A la demande d’une biotech américaine du secteur, Bluebird Bio, six experts – dont les économistes de la santé Jean de Kervasdoué, Gérard de Pouvourville et Nicolas Bouzou, le professeur d’éthique médicale Emmanuel Hirsch – ont planché sur des pistes à proposer aux pouvoirs publics pour rattraper le retard pris par la France, malgré son écosystème prometteur (voir notre enquête). Dans leur manifeste dévoilé le 10 février, ils appellent à « faire évoluer le financement annuel vers une logique d’investissement », en identifiant « les enjeux des thérapies géniques en termes de valeur » et de bénéfices économiques et sociétaux sur du long terme (espérance de vie, famille, carrière…), tenir compte de la prévalence et de l'incidence des maladies traitées, et proposent de « construire des mécanismes de financement pérennes et soutenables pour la Sécurité sociale, à travers la mise en place du paiement échelonné dans le temps et conditionné à l’efficacité des traitements ».

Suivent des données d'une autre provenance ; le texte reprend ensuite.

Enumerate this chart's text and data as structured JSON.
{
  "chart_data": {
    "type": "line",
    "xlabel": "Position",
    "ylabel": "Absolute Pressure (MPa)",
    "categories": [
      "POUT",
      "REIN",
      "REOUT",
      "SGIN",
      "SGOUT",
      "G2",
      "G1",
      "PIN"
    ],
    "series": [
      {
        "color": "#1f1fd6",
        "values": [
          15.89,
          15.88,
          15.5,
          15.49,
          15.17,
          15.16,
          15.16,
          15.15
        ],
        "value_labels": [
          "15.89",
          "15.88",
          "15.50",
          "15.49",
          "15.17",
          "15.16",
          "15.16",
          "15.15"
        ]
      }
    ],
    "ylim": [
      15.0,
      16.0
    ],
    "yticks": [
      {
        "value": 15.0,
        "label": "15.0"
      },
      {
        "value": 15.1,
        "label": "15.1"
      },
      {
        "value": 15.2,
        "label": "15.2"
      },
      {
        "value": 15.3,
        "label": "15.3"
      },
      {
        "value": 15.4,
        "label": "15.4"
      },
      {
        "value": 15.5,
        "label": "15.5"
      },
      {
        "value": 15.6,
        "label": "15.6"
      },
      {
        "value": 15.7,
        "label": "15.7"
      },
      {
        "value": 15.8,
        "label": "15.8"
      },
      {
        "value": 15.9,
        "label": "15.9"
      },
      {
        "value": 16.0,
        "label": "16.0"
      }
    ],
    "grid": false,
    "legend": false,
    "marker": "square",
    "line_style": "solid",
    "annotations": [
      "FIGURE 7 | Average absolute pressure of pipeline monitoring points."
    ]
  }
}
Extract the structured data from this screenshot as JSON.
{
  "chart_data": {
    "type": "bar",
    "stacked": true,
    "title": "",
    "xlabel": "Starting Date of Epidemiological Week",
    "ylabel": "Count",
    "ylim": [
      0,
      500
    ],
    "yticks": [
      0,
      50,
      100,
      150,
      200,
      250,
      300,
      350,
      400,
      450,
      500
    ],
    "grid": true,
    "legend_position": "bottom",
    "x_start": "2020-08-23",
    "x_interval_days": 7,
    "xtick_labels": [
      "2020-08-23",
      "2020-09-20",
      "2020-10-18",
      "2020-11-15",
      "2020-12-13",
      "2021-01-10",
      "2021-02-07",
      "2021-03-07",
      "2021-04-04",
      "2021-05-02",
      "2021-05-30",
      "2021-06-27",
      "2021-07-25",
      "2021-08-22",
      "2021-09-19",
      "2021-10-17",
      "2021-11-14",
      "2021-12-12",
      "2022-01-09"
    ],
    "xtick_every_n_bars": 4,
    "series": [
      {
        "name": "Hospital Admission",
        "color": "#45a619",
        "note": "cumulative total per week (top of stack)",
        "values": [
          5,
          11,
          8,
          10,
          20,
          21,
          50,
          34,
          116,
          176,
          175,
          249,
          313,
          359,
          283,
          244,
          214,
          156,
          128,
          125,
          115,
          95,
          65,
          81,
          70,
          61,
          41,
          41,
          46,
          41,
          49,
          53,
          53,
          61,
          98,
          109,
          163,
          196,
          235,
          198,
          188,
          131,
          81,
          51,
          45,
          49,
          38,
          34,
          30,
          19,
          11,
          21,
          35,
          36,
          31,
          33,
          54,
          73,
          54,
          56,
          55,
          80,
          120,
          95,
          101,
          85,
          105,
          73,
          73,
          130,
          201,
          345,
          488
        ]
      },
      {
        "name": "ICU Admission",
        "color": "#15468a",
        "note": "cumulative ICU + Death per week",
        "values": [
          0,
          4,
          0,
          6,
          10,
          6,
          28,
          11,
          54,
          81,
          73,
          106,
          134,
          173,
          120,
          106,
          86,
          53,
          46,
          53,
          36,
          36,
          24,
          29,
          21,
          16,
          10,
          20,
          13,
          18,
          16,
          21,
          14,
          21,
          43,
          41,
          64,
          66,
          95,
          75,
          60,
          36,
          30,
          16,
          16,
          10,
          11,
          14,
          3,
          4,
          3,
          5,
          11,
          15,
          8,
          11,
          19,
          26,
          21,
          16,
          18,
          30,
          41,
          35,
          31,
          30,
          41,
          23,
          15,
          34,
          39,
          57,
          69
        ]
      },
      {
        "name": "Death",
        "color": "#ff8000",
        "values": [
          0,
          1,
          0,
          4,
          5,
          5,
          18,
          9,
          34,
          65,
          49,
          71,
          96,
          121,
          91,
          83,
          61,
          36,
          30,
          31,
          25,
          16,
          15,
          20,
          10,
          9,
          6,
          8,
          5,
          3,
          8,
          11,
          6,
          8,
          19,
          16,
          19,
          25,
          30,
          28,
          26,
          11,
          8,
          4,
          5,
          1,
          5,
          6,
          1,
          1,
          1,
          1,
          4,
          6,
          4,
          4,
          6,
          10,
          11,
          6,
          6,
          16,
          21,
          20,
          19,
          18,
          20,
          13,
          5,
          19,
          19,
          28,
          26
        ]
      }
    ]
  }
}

Une filière en mal de structuration

Ces experts prônent aussi de structurer à travers la France des « pôles de soins spécialisés et d’acteurs impliqués dans la production de ces traitements » afin d'offrir meilleure prise en charge aux patients et « attractivité et compétitivité supplémentaire pour la bioindustrie française ». Certes éparpillée, la filière hexagonale des thérapies géniques peut d’ores et déjà compter sur Sanofi. Le numéro un pharmaceutique français  a récemment investi 15 millions d’euros sur son site de Genzyme à Lyon (Rhône), pour fabriquer des lots cliniques de produits actuellement en développement sur son unité américaine de Boston pour traiter des maladies rares ou dégénératives. Faisant de Lyon son premier site au monde de production de vecteurs viraux. Mais toutes les histoires ne sont pas aussi belles : en raison de difficultés financières, YposKesi, le bras armé pour l’industrialisation des traitements du Généthon, serait en passe de se faire racheter à hauteur de 70% par le conglomérat sud-coréen SK Holdings, l’AFM-Téléthon et Bpifrance détenant le solde.